I've observed that most of these X server crashes have a stack backtrace
that looks like this:
#0 0x00007fde06264107 in __GI_raise (sig=sig@entry=6) at ../nptl/sysdeps/unix/sysv/linux/raise.c:56
#1 0x00007fde062654e8 in __GI_abort () at abort.c:89
#2 0x00007fde089e49e1 in OsAbort () at ../../os/utils.c:1361
#3 0x00007fde0883f86e in ddxGiveUp (error=EXIT_ERR_ABORT) at ../../../../hw/xfree86/common/xf86Init.c:1088
#4 0x00007fde0883f996 in AbortDDX (error=EXIT_ERR_ABORT) at ../../../../hw/xfree86/common/xf86Init.c:1132
#5 0x00007fde089ee370 in AbortServer () at ../../os/log.c:783
#6 0x00007fde089ee8b1 in FatalError (f=0x7fde08a1de68 "Caught signal %d (%s). Server aborting\n") at ../../os/log.c:924
#7 0x00007fde089e1653 in OsSigHandler (signo=11, sip=0x7fff53cb6530, unused=0x7fff53cb6400) at ../../os/osinit.c:147
#8 <signal handler called>
#9 0x00007fde0889cd87 in xf86CursorSetCursor (pDev=0x7fde0a9bb260, pScreen=0x7fde0a8d2110, pCurs=0x7fde0ac7b280, x=772, y=596) at ../../../../hw/xfree86/ramdac/xf86Cursor.c:332
#10 0x00007fde0889c9e6 in xf86CursorEnableDisableFBAccess (pScrn=0x7fde0a894420, enable=1) at ../../../../hw/xfree86/ramdac/xf86Cursor.c:232
#11 0x00007fde00be4ef2 in ?? () from /usr/lib/xorg/modules/drivers/nvidia_drv.so
#12 0x00007fde00bdc791 in ?? () from /usr/lib/xorg/modules/drivers/nvidia_drv.so
#13 0x00007fde0883afdb in xf86VTEnter () at ../../../../hw/xfree86/common/xf86Events.c:581
#14 0x00007fde0883b0c8 in xf86VTSwitch () at ../../../../hw/xfree86/common/xf86Events.c:633
#15 0x00007fde0883a5ad in xf86Wakeup (blockData=0x0, err=-1, pReadmask=0x7fde08c85500 <LastSelectMask>) at ../../../../hw/xfree86/common/xf86Events.c:291
#16 0x00007fde087e5d0e in WakeupHandler (result=-1, pReadmask=0x7fde08c85500 <LastSelectMask>) at ../../dix/dixutils.c:423
#17 0x00007fde089d70f0 in WaitForSomething (pClientsReady=0x7fde0abc4dd0) at ../../os/WaitFor.c:229
#18 0x00007fde087d5edd in Dispatch () at ../../dix/dispatch.c:361
#19 0x00007fde087e4f70 in dix_main (argc=14, argv=0x7fff53cb6ef8, envp=0x7fff53cb6f70) at ../../dix/main.c:296
#20 0x00007fde087c5fc8 in main (argc=14, argv=0x7fff53cb6ef8, envp=0x7fff53cb6f70) at ../../dix/stubmain.c:34
I don't know what the closed-source nvidia_drv.so does in #11 and #12.
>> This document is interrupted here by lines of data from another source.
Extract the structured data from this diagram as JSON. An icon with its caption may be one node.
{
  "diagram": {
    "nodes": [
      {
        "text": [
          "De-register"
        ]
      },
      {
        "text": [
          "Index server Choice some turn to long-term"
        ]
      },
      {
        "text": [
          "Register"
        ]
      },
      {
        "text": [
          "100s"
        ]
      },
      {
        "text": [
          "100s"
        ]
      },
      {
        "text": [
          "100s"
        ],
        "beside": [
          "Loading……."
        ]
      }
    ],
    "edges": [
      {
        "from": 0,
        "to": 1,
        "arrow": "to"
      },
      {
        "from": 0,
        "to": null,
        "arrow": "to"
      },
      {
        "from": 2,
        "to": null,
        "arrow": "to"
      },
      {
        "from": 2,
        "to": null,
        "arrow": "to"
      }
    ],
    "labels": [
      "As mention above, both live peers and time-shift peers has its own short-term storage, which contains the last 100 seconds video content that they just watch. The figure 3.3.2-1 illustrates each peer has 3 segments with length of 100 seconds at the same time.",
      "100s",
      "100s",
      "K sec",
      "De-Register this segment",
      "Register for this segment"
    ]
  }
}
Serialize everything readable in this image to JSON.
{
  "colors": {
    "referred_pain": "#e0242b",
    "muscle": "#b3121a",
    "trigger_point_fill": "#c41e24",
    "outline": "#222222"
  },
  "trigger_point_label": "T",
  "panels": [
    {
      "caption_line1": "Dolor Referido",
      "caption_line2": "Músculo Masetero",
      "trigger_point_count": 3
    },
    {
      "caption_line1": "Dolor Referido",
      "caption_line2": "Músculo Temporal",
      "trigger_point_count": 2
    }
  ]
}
But in #10 I applied the appended brute-force patch to see what happens
and, lo and behold, no crashes after a hundred times switching user and
two days of doing normal work!
This patch may introduce a small memory leak - I don't know. But the
machine doesn't freeze any more!
@Aaron: Do you still think this is a bug in Xorg?